In the realm of serverless architectures, Firebase HTTPS triggers are pivotal for handling HTTP requests. The requestable utility enriches these triggers with additional layers of security, validation, and functionality, making your cloud functions more robust and reliable.

Key Features

  • API Key Validation: Ensures each request contains a valid x-api-key.
  • Strong Typing: Safeguards context.auth.uid as a string for consistent authentication handling.
  • Request Body Validation: Leverages schemas to validate incoming request data.
  • Custom Action Invocation: Facilitates the execution of specified actions with validated inputs.

Utilization

Setting Up HTTPS Triggers

requestable wraps around your core logic, enhancing it with pre-configured functionalities.

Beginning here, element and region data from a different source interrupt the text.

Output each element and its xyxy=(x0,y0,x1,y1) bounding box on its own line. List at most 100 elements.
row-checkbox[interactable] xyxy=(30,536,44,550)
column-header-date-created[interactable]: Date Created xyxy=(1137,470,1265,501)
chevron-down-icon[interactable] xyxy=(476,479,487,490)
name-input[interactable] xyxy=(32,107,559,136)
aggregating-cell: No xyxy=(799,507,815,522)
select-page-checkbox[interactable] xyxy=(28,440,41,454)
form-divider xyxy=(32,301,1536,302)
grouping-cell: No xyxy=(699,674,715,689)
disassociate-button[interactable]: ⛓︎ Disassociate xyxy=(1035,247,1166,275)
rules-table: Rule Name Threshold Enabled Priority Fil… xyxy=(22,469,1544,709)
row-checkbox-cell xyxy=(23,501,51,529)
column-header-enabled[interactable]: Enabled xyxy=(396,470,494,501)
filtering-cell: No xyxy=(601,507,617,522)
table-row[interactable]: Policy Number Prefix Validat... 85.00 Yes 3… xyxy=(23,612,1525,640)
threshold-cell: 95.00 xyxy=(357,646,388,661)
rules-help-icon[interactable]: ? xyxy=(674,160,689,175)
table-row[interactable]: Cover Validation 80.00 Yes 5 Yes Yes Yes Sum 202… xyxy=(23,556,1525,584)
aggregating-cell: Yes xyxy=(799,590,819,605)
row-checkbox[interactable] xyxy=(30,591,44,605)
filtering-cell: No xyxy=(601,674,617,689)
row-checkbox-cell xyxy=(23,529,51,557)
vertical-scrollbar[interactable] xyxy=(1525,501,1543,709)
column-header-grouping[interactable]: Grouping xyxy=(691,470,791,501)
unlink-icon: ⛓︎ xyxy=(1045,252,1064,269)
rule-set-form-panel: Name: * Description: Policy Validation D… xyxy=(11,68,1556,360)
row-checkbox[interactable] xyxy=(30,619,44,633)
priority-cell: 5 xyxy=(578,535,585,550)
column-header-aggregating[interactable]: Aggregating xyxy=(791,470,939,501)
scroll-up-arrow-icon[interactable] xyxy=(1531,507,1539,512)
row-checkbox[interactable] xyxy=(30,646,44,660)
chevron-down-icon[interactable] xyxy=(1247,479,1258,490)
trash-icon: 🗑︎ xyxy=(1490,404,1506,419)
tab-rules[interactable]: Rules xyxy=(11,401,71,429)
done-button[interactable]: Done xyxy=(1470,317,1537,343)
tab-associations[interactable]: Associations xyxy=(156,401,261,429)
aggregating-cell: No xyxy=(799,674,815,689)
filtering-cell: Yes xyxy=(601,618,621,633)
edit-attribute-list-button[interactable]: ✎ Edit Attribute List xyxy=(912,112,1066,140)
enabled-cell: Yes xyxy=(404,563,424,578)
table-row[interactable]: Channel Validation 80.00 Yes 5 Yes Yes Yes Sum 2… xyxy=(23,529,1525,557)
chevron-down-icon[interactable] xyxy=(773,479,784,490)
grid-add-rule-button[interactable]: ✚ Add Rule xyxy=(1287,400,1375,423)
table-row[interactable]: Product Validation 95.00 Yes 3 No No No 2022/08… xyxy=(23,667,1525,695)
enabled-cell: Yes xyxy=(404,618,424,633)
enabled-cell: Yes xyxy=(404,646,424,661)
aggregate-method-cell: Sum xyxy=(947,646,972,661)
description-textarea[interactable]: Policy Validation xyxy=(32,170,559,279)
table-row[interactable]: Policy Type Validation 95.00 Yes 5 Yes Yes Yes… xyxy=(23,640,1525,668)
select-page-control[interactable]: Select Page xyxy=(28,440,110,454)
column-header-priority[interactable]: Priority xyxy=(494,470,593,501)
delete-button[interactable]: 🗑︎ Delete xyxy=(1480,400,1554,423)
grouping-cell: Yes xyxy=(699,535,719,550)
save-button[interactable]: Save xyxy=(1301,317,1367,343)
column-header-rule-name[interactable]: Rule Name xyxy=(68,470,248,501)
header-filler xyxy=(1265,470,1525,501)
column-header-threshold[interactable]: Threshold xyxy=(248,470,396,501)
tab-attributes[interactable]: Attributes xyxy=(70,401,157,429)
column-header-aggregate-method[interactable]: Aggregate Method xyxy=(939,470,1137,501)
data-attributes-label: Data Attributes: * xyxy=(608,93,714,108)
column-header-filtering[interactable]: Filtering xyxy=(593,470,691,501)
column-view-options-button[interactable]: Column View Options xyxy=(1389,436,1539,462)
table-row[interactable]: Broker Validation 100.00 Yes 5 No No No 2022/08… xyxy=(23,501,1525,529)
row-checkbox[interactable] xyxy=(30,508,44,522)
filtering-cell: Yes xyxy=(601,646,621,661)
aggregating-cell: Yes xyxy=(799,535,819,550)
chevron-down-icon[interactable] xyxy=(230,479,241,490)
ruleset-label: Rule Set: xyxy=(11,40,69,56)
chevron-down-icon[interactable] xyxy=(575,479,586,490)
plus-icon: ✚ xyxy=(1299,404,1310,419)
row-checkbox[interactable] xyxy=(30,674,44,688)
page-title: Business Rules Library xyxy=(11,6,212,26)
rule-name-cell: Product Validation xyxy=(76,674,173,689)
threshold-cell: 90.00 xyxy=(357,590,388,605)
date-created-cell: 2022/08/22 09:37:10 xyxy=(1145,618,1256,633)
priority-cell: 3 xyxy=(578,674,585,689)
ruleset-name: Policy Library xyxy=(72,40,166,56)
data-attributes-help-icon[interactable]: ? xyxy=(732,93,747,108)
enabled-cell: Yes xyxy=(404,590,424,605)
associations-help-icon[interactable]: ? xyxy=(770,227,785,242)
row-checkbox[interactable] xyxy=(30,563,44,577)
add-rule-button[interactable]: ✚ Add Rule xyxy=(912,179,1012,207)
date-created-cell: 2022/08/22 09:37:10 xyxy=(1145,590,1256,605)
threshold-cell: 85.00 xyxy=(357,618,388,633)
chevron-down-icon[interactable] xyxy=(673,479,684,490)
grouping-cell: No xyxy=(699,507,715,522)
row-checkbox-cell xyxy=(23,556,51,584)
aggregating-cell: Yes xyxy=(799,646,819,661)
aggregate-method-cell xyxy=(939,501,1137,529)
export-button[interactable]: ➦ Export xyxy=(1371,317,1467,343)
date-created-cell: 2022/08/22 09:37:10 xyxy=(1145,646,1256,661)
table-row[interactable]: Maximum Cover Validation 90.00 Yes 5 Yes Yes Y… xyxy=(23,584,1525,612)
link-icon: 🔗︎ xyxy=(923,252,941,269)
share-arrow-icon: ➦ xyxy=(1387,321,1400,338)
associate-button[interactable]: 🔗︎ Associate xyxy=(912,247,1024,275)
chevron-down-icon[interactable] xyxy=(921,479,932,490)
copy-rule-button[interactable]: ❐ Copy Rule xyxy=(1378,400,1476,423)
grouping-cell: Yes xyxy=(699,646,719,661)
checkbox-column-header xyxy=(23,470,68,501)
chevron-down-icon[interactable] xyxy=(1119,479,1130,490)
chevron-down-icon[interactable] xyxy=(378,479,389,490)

Here’s how to set it up: 
import { requestable, onRequest } from 'path-to-your-utilities'

// Define your action
const yourAction = async (body, context) => {
  // Your logic here
}

// Set up your HTTPS trigger
export const yourHttpsTrigger = onRequest(
  requestable({
    action: yourAction,
    validation: {
      /* your validation schema */
    },
  }),
  {
    /* runtime modes */
  },
)

API Key Validation

Every incoming request is checked for an x-api-key header, ensuring only authenticated requests are processed. 
// Inside your action
// The API key validation is automatically handled by `requestable`

Request Body Validation

Define a validation schema to ensure the request body meets your application’s requirements. 
// Define your validation schema
const yourValidationSchema = {
  /* your schema */
}

// Include it in the requestable setup
export const yourHttpsTrigger = onRequest(
  requestable({
    action: yourAction,
    validation: yourValidationSchema,
  }),
  {
    /* runtime modes */
  },
)

Custom Action Execution

Pass your business logic as an action to requestable, and it will be invoked with a validated body and context. 
// Define your custom action
const yourAction = async (body, context) => {
  // Your business logic
}

// Include it in the requestable setup
export const yourHttpsTrigger = onRequest(
  requestable({
    action: yourAction,
    // ...other options
  }),
  {
    /* runtime modes */
  },
)

Best Practices

  • Regularly update your validation schemas to match your evolving data requirements.
  • Monitor API key usage and implement rate limiting if necessary.
  • Ensure all actions are well-tested to handle various request scenarios effectively.
Pay special attention to the security aspects of your HTTPS triggers. Validate all inputs and handle API keys securely to prevent unauthorized access.